Praetorian Perfection: Flying the Praetor 600 bizjet to EBACE

An offer from Embraer Executive Jets to fly aboard its super-midsize Praetor 600 business jet to the European Business Aviation Convention and Exhibition (EBACE) in Geneva took mere seconds to accept.

Departing TAG Aviation’s Farnborough executive terminal on the Sunday before this week’s show, the aircraft burned sustainable alternative jet fuel (SAJF) following a SAJF event which enjoyed robust business aviation industry participation.

Unveiled in October 2018 at the NBAA Convention & Exhibition, Praetor 600 (PR-ZTX) looks none the worse for having been walked and sat upon, prodded, poked and generally examined during its demonstration and test campaign.

Its black Bosa Nova interior, created by VP industrial design Jay Beever and his team, fails to be dark thanks to large cabin windows and careful highlights, exemplified by orange stitching in the seat leather.

Looking aft from mid-cabin. Toilet and basin are beyond the bulkhead. Image: Paul Eden

Beever’s design tells stories; the stitching echoes the patterns of the paving alongside Rio’s Ipanema beach, while the carpet recalls sunlight reflecting from the ocean. It works, even if you don’t know the story.

Detail of the Ipanema stitching. Image: Paul Eden

Eminently comfortable and beautifully crafted, the Praetor’s cabin offers everything one could wish for, even over the aircraft’s class-leading 4,000nm range. Experiencing it is a privilege, especially with Beever himself sitting diagonally opposite in the aft-facing starboard seat of the forward club four.

Looking forward from cabin rear. Image: Paul Eden

The kick from the Honeywell HTF7500E engines when the brakes come off says this is a performance takeoff and the sight, just seconds later, of Beever virtually hanging from his lap belt, talking and waving to colleagues seemingly far below in the rear cabin, remains among this aviation journalist’s 2019 EBACE highlights.

Honeywell engine; at Geneva airport. Image: Paul Eden

Takeoff and climb were impressive, and it’s worth noting that Beever was talking, only a little more loudly than in normal conversation, to colleagues several feet away at a time when the engines were working comparatively hard.

Later, with the aircraft leveled off, engines throttled back and pocket doors closed, the only sound was the whisper of air conditioning.

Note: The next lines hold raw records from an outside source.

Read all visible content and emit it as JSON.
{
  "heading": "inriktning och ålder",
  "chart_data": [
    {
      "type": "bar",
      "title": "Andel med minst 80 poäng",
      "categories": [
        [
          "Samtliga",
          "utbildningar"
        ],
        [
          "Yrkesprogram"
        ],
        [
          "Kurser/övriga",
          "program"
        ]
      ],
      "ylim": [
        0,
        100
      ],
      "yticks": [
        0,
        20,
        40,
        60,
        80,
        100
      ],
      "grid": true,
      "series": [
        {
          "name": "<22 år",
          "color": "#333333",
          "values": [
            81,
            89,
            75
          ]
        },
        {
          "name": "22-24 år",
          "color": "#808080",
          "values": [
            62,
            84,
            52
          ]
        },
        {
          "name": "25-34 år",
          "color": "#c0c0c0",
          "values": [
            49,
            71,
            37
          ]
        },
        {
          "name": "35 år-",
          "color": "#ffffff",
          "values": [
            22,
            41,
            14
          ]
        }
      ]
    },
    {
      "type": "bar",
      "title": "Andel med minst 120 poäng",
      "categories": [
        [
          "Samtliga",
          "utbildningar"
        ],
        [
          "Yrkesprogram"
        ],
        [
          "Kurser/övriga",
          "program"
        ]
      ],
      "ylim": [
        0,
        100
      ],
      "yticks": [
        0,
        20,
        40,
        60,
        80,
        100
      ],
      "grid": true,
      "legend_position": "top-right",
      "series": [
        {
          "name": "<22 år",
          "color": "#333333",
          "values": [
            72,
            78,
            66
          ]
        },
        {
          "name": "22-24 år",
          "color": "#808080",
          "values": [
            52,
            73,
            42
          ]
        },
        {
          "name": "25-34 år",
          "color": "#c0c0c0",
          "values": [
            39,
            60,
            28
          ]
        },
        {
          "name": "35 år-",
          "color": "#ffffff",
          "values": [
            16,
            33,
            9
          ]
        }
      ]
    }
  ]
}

Normal conversation was easily possible, as it would be in a well-insulated car.

The pocket doors retracted delightfully into the forward and aft cabin bulkheads, sliding out manually with a minimum of effort to seal the cabin from airflow noise around the windshield, and the engine note from the back. Beever took full advantage of the quiet, voicing his infectious enthusiasm for the Praetor, Embraer Executive Jets and all things design.

His revelation, one day early, that certification from Brazil’s ANAC, Europe’s EASA and the US FAA have all been awarded, drew an intake of breath from his PR and corporate comms director, but not before he talked about sustainability and previewed his team’s vision of the future.

Triple certification was formally announced at EBACE. Image: Paul Eden

Streaming from his iPhone via Apple TV to the aircraft’s monitors, the designer showed photos of abandoned F-16s and piles of discarded leather from scrapped airline seats.

Embraer Executive Jets will be harvesting from such resources, offering recycled items in its future cabins. Beever has, of course, already discovered the means and explored the potential for enabling old F-16 metal to fly again.

Rotation

Looking forward, Embraer Executive Jets projects a new means of multi-platform ‘podded’ transport, with elegant, adaptable, electric UAVs delivering life-saving service and facilitating a safer, greener future. It’s fanciful stuff, yet Beever insisted we don’t need to wait long for ‘something concrete’.

But for now, the Praetor 600 is the star. It comfortably moved nine passengers discretely and rapidly between executive terminals in the UK and Switzerland.

They arrived unfatigued, unfazed and ready for work – or play.

The aircraft excelled at everything a private jet should do and made an important statement, burning a sustainable alternative fuel in the process. It even offered Viasat Ka-band satellite-supported connectivity, ensuring a broadband experience for passengers.